Dans un contexte où les signalements de corruption explosent en France, la Cour des comptes a publié un rapport alarmant soulignant l’urgence de renforcer le traitement pénal. Ce constat s'inscrit dans une évaluation de la lutte anticorruption menée ces dix dernières années.
Selon le rapport de la Cour, les faits de corruption connus ont cru de manière exponentielle ces dernières années, avec 191 000 cas signalés dans le milieu professionnel en 2022. Bien que l’activité policière en matière de corruption ait augmenté de 51 % entre 2016 et 2024, le nombre de condamnations reste remarquablement stable, oscillant entre 300 et 400 par an. Une différence inquiétante qui remet en question l’efficacité des mesures mises en place.
Les conclusions rapportent également que la majorité des infractions constatées en 2024 concernent la corruption (35 %), la prise illégale d’intérêts (21 %) et le détournement de fonds publics (18 %). Malgré cette croissance des signalements, peu de sanctions voient le jour, ce qui soulève des doutes sur la volonté réelle d’en découdre avec ce fléau. Pierre Moscovici, premier président de la Cour des comptes, a déclaré lors d’une conférence de presse que "la France dispose aujourd'hui d'outils puissants, mais souffre d'un déficit de stratégie assumée".
Le rapport met également en lumière des zones géographiques particulièrement touchées, telles que les départements ultramarins, la Corse, ainsi qu’Occitanie et Paris. Dans ces régions, la corruption ne fait pas de distinction entre la taille des communes, touchant aussi bien les grandes que les petites villes.
Une des recommandations majeures de la Cour est le renforcement de la professionnalisation du traitement pénal des atteintes à la probité. Actuellement, plus de la moitié des dossiers transmis aux parquets échouent à engendrer des poursuites, et les délais de traitement demeurent excessivement longs, atteignant 6,1 ans en première instance.
Les experts soulignent que l’institutionnalisation de l'Agence française anticorruption (AFA) pourrait constituer une réponse efficace à ce problème. Les perspectives d'une fusion entre l'AFA et d'autres organismes anticorruption ou l'établissement d'un comité interministériel ont également été évoquées, visant à clarifier le paysage institutionnel tout en consolidant les efforts entrepris.
En réponse aux critiques, le ministre de la Justice a indiqué qu'une augmentation des condamnations pour corruption avait été observée depuis 2020, avec un nombre record de 407 condamnations prononcées en 2024. Cependant, ce chiffre semble dérisoire face à l’ampleur du phénomène, faisant naître des interrogations sur la capacité de l'État à mettre en œuvre des réformes substantielles pour endiguer la corruption.
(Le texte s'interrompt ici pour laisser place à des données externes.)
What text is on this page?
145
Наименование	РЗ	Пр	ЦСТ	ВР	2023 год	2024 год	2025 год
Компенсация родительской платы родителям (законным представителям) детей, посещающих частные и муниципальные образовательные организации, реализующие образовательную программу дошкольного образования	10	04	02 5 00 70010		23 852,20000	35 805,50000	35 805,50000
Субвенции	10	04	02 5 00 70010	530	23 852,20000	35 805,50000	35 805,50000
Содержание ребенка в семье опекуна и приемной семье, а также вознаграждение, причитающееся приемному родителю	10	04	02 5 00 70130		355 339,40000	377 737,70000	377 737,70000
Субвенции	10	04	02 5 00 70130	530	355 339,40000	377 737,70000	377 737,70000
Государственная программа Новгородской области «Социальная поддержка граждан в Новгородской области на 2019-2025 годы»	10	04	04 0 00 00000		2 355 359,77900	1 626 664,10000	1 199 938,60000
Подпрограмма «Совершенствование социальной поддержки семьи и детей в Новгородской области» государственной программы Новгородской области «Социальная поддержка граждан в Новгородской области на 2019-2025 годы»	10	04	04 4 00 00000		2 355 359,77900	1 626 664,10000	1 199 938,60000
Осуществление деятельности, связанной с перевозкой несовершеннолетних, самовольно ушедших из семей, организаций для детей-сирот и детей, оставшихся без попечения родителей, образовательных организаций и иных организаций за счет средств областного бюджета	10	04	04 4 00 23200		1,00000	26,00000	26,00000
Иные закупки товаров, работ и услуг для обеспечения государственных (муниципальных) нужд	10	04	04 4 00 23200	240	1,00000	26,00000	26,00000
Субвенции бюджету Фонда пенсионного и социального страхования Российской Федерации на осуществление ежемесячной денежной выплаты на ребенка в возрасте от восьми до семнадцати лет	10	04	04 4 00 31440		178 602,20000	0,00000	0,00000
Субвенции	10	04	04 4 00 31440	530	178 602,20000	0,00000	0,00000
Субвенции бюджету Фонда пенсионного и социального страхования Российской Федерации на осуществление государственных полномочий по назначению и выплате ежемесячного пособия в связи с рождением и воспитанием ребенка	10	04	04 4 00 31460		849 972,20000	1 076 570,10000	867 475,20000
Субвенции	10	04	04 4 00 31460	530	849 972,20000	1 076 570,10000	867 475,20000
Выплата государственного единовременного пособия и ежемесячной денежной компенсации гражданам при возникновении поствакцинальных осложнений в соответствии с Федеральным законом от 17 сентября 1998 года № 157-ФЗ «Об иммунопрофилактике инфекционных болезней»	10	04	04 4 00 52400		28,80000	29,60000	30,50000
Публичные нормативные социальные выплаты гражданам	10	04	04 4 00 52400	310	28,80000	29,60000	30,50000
Cette situation interpelle plusieurs acteurs de la société, notamment des ONG comme Transparency International, qui militent pour une transparence accrue dans la gestion publique, tout en plaidant pour une justice plus rapide et efficace en matière de corruption.
La vigilance des médias et de l’opinion publique sera décisive pour inciter le gouvernement à engager des réformes significatives et ainsi restaurer la confiance des citoyens dans leurs institutions.